If A Tree Falls In The Woods…
FAMILIES ARE AMAZING INSTITUTIONS. Some people can trace their “tree” back centuries into the shadowy mists of time while others seem to have popped up with the most recent rainfall. I think it all depends on how much research you want to do and how much fertilizer you are willing to spread.
Today’s world is one where our lives are very fluidic. People move from one place to another as easily as a mountain stream. Town to Town, City to City, Continent to Continent. Immigration and Emigration are words we hear every day.
I know several people who are living in other countries because of their careers. Their children are growing up feeling more Irish or British than American.
Family roots today are much shallower than they used to be. Whole populations are moved because of war or disasters natural or otherwise.
With people moving around the globe like quicksilver it is no surprise (at least to me) that those Genealogy websites are so popular. People are hungry to find answers to those two big questions: “Who am I?” and “Where did I come from?”
How far back one can trace their family roots depends a great deal on what part of the world your ancestors came from. If they lived in certain parts of Europe you are in luck. One of the legacies of the Roman Empire was a propensity to keep detailed records. That habit carried over into the Churches where records go back centuries. If your people came from other parts of Europe or Africa the results may become much more haphazard.
My mother’s side of the family came from Eastern Europe in an area ravaged by invading armies on a regular basis. The roots of my tree there go no deeper than my grandparents who emigrated to the U.S. in 1903.
My father’s family is just the opposite. I uncovered a genealogy showing detailed family connections going back to the 11th century. If you go back that far you will, undoubtedly, learn that not all of your ancestors were angels. I read that Great Grandpas 17 and 23 had been banished from France and Scotland respectively. My guess is that it probably had to do with either politics or the neighbor’s wife – or both. The family eventually washed ashore here in the 1840s and my Mom and Dad met at a dance in 1935.
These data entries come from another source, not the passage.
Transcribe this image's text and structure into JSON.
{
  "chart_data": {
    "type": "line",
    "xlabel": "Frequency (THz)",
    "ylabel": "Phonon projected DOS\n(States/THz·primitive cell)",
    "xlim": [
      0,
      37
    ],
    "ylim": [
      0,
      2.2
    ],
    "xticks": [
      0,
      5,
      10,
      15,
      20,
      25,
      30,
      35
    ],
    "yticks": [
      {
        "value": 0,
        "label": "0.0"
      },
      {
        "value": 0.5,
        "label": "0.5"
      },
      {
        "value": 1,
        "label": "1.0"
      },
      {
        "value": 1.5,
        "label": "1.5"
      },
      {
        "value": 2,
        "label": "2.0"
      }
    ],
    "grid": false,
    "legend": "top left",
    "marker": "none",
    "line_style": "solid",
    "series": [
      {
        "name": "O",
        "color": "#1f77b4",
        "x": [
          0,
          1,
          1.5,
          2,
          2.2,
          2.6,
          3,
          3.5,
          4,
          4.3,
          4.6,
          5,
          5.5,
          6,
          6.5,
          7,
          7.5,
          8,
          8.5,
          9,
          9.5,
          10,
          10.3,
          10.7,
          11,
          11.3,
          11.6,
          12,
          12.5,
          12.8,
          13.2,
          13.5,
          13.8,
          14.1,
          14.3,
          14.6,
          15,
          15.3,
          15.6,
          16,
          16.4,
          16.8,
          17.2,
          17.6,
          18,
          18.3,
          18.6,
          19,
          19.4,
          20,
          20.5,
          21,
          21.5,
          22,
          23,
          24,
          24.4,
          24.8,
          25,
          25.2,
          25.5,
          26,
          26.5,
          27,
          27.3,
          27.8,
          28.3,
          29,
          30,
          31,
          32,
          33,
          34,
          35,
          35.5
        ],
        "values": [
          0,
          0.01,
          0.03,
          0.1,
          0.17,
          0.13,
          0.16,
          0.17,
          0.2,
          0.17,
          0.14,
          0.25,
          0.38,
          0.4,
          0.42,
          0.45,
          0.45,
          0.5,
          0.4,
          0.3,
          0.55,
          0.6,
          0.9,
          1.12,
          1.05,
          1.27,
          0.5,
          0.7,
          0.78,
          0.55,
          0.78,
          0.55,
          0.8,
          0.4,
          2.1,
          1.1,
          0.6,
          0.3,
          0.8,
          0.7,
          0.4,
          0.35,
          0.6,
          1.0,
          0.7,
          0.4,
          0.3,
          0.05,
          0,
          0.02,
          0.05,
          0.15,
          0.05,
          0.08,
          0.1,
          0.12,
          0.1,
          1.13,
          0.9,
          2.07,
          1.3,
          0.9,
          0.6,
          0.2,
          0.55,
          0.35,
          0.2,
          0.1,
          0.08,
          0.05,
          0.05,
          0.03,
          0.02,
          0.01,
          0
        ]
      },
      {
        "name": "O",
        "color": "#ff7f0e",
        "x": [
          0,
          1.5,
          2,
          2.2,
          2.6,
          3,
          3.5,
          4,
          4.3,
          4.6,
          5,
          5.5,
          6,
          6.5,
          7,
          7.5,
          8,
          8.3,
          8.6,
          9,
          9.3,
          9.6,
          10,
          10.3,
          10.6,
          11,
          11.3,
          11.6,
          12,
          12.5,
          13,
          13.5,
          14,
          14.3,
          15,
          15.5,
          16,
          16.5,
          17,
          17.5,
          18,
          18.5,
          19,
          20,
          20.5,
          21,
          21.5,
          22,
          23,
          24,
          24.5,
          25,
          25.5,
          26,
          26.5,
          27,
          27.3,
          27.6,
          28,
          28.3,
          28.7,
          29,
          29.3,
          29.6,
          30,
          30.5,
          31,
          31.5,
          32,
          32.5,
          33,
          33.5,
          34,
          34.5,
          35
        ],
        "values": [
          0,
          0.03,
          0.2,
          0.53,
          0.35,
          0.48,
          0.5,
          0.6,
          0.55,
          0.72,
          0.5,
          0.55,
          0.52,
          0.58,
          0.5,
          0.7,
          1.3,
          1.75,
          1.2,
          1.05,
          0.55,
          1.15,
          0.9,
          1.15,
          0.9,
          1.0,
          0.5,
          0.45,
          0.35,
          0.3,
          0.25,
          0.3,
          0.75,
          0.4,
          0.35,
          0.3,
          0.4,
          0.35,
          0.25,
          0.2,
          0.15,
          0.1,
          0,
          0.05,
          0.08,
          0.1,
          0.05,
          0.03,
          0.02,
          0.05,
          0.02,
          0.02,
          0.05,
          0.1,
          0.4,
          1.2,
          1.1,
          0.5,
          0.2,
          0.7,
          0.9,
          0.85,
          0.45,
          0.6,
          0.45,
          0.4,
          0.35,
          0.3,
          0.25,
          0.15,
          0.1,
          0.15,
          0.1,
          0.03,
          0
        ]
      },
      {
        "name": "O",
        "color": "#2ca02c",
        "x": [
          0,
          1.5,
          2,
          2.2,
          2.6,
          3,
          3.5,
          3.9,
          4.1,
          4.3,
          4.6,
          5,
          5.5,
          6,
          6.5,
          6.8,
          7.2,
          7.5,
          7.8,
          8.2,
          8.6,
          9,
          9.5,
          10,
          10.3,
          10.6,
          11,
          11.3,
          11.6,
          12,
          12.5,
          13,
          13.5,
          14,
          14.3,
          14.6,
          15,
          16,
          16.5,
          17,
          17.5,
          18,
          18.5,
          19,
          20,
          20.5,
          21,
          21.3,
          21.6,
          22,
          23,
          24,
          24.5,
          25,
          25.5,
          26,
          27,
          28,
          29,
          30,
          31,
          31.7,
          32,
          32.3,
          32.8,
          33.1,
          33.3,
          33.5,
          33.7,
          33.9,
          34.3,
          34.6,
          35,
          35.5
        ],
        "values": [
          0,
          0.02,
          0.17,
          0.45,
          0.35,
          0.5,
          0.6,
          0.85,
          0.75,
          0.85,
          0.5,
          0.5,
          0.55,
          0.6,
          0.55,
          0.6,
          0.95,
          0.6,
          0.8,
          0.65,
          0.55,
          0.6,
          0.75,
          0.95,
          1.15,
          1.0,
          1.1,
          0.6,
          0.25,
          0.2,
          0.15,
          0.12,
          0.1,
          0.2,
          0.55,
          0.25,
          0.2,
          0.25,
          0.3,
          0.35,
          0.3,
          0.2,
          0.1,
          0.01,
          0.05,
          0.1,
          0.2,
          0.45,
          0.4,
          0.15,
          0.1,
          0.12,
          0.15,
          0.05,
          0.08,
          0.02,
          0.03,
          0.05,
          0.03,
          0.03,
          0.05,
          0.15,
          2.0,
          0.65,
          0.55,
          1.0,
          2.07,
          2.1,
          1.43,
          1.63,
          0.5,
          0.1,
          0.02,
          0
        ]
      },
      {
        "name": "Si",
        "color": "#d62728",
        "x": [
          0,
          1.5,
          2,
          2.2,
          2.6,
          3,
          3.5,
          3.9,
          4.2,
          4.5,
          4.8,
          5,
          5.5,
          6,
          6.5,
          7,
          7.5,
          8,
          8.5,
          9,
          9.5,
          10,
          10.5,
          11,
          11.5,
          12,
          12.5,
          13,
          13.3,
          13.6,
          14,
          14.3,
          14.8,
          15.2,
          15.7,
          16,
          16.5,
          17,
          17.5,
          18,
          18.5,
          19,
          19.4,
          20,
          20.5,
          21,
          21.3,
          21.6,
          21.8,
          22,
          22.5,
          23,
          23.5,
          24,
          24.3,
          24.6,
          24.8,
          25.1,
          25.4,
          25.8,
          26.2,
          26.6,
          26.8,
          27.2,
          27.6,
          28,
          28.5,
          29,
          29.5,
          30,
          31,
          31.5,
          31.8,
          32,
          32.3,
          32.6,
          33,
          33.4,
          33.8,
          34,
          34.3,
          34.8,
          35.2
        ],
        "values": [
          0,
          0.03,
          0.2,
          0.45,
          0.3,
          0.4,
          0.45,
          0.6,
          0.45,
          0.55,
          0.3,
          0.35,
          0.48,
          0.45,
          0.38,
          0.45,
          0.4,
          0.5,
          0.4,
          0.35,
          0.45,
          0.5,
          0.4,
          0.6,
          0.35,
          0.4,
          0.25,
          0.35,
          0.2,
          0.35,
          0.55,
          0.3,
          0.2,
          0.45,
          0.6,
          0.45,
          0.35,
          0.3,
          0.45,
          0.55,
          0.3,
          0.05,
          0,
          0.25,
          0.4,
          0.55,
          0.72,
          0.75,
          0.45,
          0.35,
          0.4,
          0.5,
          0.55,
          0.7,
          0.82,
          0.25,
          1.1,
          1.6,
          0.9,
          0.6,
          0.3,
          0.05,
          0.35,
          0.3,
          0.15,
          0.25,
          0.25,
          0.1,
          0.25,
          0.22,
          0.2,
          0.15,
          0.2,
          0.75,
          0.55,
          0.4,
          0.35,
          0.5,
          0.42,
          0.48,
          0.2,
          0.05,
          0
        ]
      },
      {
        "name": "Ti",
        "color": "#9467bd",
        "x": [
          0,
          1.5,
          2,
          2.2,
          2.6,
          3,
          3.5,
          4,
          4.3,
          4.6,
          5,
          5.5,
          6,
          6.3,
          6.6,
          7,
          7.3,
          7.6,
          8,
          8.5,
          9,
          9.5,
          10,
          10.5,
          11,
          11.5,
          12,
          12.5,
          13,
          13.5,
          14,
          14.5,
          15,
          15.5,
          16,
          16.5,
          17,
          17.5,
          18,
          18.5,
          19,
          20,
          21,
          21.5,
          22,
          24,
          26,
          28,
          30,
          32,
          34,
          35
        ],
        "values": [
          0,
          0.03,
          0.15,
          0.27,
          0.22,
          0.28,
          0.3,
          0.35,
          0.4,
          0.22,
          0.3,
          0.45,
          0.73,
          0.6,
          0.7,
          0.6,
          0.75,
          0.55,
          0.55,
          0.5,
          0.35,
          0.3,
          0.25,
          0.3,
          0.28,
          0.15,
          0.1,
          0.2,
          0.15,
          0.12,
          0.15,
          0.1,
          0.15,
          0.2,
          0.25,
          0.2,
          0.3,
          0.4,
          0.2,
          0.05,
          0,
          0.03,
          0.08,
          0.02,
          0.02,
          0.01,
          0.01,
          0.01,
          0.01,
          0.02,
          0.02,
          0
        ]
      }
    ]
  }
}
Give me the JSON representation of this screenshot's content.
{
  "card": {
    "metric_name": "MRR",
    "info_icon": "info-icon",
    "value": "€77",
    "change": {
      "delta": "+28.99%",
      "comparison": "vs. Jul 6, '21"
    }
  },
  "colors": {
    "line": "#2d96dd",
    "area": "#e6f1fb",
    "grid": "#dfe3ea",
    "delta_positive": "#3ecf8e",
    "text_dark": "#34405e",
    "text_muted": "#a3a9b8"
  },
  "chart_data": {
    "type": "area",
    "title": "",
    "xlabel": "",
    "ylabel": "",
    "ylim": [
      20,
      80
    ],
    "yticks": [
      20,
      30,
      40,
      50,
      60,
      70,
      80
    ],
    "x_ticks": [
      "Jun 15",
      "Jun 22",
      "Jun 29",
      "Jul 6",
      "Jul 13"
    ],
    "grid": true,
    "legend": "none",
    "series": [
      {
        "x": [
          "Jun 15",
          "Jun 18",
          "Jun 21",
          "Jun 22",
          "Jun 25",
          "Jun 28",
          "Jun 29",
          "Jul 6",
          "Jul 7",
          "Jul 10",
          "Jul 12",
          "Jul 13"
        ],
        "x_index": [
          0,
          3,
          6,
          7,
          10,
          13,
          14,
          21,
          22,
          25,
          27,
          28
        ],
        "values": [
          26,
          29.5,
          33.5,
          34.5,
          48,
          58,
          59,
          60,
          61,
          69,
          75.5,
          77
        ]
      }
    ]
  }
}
This morning I learned that my tree may have sprouted a new twig.
I was slumped over in my chair at St. Arbucks sipping on my coffee when one of the Usual Suspects joined me with a request. He had been discussing some restoration on a building with one of the other Suspects and he had borrowed a photo of the work. He asked me to return it to the other fellow because he had to get to work at the Barnes & Noble bookstore.
As he told me about it all he mentioned a name, a relative of his, who had worked in the restored building. I told him that I had a Great Aunt with the same name. In a few more sentences we came to realize that my branch of the family and his branch with the same name lived in the same part of Western Pennsylvania.
We both paled at the thought that we might be related. We might very well be cousins, removed once too often. He left for work and I ordered a double espresso.
Families – go figure.
You know, I’ve met (by Social Media) a few people that by talking just a bit we’ve realized we are related, in one way or another. One in California; one in Seattle; a couple in the South. We, or at least I, haven’t delved in to the Ancestry thing yet to check it out. It’s interesting. Like you say, “Families – go figure.”